Hulusi abiye göre Üstadın zikri
Hulusi abinin özel bir hali vardı. Bana bakar ama sana cevap verir, eğer sana cevap verecekse veya kalbinden geçen bir sual varsa bu defa bana bakar cevap verirdi. Bu şekil konuşmayı Üstaddan almış zira Üstadın da böyle bir tarzı varmış. Hatta bir defasında Üstadın bu şekilde hitap ettiğini kendisi bizzat söylemişti.


Üstad derken bir husus daha aklıma geldi onu da aktarmak isterim. Üstad’a bir gece Barla’da beraber kalmayı teklif etmiş, Üstad da kabul etmiş ve o geceyi Üstad ile geçirmiş. Üstad cehri olarak zikirlerini yapıyormuş. Yani, açıktan ve sesli olarak zikrediyormuş.
 
“Lailahe illa hu!.
Lailahe illa hu!
Lailahe illa hu!
La Rezzaka illa hu,
Lailahe illa hu!.
Lailahe illa hu!
Lailahe illa hu!
La Mabuda illa hu,
 
ilaahir şeklinde esma-i hünsanın tamamını okumak suretiyle zikrediyormuş. Namaz kılmak için tekbir alışını hiç unutamadığını, onun arkasında kıldığı namazdan aldığı zevki hiçbir zaman hiçbir yerde almadığını ifade etmişti.

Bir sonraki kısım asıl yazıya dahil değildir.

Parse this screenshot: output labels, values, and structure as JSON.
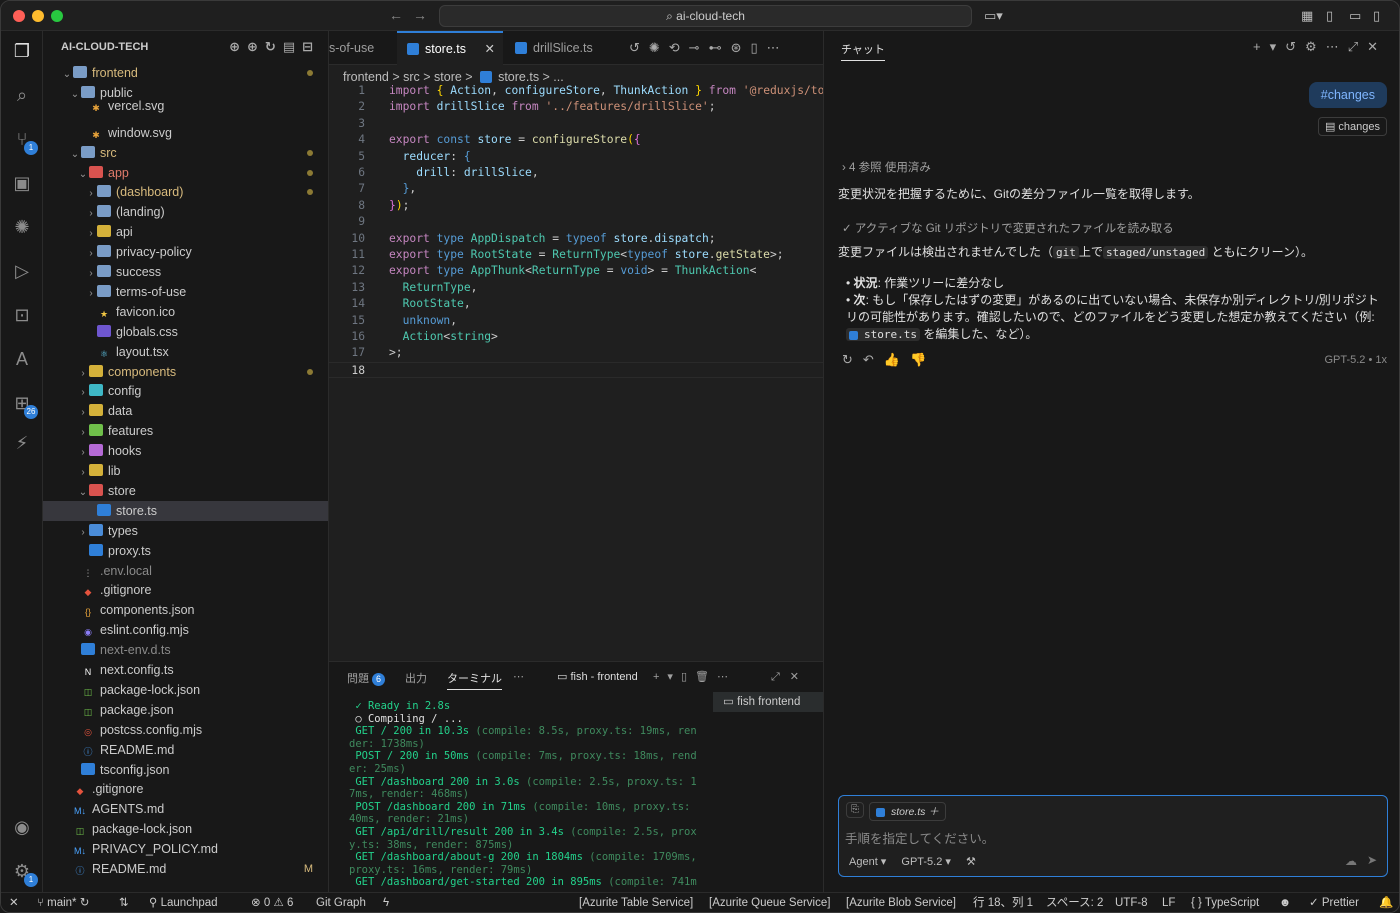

Üstadın, namazlarına başlarken tek tekbirle başlamadığını, birkaç tekbir alarak başladığını anlatırdı. Bunu da şöyle yorumlardı: “Ben zannediyordum ki, her tekbir getirişinde bizden birin alıp huzur-u İlahiyeye çıkarıyor. Sanki bizleri de kendi manevi atmosferine almak için böyle yapıyordu.”
 
Hulusi abi Üstadı Eğirdir Komando kampındayken tanımış. Bunlar hatıralarında da var zannediyorum. Üstadın yanına büyük bir tarikat şeyhi zannederek gidiyor. Ama, Üstad onun bu kalbindeki soruya cevap veriyor. Ve diyor “Kardaşım ben şeyh değilim, imam-ı Rabbani, İmam-ı Gazali gibi bir imamım” demiş. Bizzat ben bunu Hulusi abiden dinlemiştim.